Search code examples
pythonpostgresqlsqlalchemygreatest-n-per-group

How to get top n results per group from a pool of ids in SQLAlchemy?


I have two tables. The 1st represent one article per row and the 2nd represent one news_cluster per row (with an array column for all articles_id per cluster).

I need to get the 19 best news_cluster and then get the 4 best articles for each news_cluster (order by l_score column).

Currently I'm fetching all articles_id from all 19 news_cluster with SQLAlchemy and then I sort them by news_cluster and l_score with python :

all_news_obj = News.query.order_by(score).limit(19)
all_ids = sum([a_news.articles_id for a_news in all_news_obj], [])
all_articles = Articles.query.filter(Articles.id.in_(all_ids)).all()
articles_sorted = 4_best_l_score_sorted_by_cluster(all_articles)
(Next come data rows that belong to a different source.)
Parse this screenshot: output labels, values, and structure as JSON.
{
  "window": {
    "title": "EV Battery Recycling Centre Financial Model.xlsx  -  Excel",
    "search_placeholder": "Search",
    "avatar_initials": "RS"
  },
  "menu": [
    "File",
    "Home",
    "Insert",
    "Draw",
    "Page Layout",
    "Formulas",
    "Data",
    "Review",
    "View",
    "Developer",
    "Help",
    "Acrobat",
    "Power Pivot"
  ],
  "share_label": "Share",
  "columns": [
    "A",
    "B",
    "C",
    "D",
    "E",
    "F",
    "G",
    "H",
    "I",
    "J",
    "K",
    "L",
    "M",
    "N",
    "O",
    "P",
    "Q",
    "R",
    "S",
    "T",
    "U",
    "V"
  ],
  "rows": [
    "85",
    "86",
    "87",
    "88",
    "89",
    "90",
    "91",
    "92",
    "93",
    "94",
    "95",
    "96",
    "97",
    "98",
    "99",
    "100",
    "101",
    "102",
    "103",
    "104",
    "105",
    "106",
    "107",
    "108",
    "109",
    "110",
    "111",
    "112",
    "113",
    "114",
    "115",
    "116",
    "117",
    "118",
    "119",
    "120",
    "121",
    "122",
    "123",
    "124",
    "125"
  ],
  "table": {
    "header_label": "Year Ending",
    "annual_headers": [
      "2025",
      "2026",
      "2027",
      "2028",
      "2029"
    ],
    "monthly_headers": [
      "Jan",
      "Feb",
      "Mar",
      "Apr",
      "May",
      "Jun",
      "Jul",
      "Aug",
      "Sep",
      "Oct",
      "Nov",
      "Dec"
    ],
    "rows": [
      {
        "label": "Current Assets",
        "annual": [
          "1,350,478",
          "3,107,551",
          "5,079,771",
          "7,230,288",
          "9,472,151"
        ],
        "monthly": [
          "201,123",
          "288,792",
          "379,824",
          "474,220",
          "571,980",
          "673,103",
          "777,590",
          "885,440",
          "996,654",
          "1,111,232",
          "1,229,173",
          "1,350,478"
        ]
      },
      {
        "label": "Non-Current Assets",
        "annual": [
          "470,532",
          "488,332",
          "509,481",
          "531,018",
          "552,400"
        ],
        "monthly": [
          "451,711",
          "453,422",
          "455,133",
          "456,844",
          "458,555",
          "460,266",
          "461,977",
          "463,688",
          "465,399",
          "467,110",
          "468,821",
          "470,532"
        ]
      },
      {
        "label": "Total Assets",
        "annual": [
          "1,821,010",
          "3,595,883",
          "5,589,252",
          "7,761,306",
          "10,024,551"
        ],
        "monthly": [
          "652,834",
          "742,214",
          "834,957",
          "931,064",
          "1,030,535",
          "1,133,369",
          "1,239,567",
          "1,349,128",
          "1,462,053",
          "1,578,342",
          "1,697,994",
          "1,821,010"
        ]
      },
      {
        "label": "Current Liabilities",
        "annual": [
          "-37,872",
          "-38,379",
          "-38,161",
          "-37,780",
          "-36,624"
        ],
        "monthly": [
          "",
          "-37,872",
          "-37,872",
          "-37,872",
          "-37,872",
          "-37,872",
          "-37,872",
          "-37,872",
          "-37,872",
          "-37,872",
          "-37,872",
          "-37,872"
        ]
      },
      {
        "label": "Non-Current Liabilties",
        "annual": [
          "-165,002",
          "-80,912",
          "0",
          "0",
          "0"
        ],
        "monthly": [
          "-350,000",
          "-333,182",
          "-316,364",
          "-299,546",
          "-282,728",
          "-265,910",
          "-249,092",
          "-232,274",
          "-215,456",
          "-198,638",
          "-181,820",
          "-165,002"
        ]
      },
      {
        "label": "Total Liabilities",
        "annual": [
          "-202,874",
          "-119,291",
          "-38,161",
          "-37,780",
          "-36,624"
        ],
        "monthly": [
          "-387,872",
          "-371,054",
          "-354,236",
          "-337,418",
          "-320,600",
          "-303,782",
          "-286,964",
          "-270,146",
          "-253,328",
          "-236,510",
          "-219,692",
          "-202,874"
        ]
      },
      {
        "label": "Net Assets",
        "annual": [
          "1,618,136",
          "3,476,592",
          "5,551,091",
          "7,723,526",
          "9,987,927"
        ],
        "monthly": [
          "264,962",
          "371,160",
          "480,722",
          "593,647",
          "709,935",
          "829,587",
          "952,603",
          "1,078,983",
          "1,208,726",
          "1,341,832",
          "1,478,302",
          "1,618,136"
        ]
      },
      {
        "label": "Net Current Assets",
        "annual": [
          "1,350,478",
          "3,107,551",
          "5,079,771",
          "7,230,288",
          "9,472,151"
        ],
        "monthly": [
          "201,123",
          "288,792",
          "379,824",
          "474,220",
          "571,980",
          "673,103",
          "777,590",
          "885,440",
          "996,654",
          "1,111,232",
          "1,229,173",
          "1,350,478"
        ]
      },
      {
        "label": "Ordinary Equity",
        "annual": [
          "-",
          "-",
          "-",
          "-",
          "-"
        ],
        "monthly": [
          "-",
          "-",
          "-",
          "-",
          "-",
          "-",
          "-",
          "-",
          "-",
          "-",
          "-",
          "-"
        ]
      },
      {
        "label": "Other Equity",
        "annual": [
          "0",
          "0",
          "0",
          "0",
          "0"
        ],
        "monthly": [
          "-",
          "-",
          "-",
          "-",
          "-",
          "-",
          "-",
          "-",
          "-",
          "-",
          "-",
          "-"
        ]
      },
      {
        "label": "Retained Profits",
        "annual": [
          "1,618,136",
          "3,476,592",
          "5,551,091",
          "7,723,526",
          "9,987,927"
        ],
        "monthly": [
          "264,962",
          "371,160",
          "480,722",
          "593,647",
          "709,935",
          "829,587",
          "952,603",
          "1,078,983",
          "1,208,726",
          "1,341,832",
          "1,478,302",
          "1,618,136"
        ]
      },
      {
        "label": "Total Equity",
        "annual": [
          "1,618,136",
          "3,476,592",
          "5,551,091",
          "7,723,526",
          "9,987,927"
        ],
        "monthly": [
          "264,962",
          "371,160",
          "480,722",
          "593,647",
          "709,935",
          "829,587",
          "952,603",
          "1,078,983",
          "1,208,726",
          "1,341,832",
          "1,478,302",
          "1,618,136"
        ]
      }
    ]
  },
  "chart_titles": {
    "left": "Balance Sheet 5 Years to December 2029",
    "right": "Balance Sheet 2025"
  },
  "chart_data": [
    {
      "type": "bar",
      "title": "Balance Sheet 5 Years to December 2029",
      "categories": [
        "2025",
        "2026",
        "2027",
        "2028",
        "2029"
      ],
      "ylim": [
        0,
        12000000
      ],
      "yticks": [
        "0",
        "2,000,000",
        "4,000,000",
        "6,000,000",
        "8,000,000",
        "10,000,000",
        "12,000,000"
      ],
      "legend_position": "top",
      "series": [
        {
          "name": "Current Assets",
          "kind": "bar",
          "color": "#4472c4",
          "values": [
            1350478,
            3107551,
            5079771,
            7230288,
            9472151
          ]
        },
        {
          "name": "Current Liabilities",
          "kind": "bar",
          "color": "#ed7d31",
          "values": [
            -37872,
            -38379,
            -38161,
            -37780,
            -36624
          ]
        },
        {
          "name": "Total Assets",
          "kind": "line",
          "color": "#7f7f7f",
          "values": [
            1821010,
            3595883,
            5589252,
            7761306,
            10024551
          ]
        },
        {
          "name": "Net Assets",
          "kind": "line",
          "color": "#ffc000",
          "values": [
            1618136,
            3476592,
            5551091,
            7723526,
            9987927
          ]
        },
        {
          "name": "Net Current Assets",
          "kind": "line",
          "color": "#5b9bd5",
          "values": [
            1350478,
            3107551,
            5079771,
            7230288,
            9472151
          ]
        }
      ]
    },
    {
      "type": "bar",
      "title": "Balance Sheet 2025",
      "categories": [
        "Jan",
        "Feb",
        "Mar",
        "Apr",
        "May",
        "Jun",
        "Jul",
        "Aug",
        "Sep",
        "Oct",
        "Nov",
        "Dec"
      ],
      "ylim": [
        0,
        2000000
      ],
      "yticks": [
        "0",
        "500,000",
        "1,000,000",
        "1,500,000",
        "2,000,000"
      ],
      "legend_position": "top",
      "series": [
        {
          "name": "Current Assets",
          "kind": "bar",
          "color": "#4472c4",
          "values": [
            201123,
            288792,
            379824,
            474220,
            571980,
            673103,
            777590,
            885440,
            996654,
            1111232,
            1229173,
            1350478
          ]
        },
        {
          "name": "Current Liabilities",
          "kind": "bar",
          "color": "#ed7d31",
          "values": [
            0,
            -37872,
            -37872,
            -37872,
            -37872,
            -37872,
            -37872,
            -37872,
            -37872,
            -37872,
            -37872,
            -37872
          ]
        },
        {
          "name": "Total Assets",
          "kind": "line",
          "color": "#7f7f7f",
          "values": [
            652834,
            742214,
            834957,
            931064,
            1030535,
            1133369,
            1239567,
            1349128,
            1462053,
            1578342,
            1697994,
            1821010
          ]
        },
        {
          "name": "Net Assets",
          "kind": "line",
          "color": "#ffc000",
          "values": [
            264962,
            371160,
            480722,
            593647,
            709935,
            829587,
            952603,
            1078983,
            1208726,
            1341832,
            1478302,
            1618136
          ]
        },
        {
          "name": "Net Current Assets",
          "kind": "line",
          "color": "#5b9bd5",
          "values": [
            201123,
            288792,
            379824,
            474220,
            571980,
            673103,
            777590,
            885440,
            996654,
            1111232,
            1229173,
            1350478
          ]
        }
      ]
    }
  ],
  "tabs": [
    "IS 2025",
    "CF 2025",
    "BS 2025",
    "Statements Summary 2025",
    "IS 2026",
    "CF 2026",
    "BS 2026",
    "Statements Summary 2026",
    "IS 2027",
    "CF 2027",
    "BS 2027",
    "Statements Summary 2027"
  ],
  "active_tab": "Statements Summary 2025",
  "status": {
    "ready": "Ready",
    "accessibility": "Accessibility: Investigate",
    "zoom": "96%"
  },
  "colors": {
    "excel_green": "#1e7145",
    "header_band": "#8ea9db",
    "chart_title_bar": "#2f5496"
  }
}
I was wondering if there was a faster way to fetch and sort these articles and I saw that you can group by cluster (news_id) and get the top 4 l_score for each group with this psql query:

SELECT ranked.* FROM 
(SELECT articles.*, rank() OVER (PARTITION BY news_id ORDER BY l_score DESC)
    FROM articles
    WHERE id = ANY(ARRAY[209146, 209140, 209154...])
) ranked
WHERE rank <=4

So it might be faster if psql handle the sorting in the first place but I have no clue how to implement this query in SQLAlchemy.


Solution

  • My question is mostly answered here : Convert rank and partition query to SqlAlchemy

    I just needed to adapt it to my Articles model and add a filter to match the ids in all_ids_array :

    subquery = db.session.query(
        Articles,
        func.rank().over(
            order_by=Articles.l_score.desc(),
            partition_by=Articles.news_id
        ).label('rank')
    ).filter(Articles.id.in_(all_ids_array)).subquery()
    
    articles_sorted = db.session.query(subquery).filter(subquery.c.rank <= 4)
    

    I'm a happy man : It's 0.1 second faster than fetching all articles and sorting them afterward with python.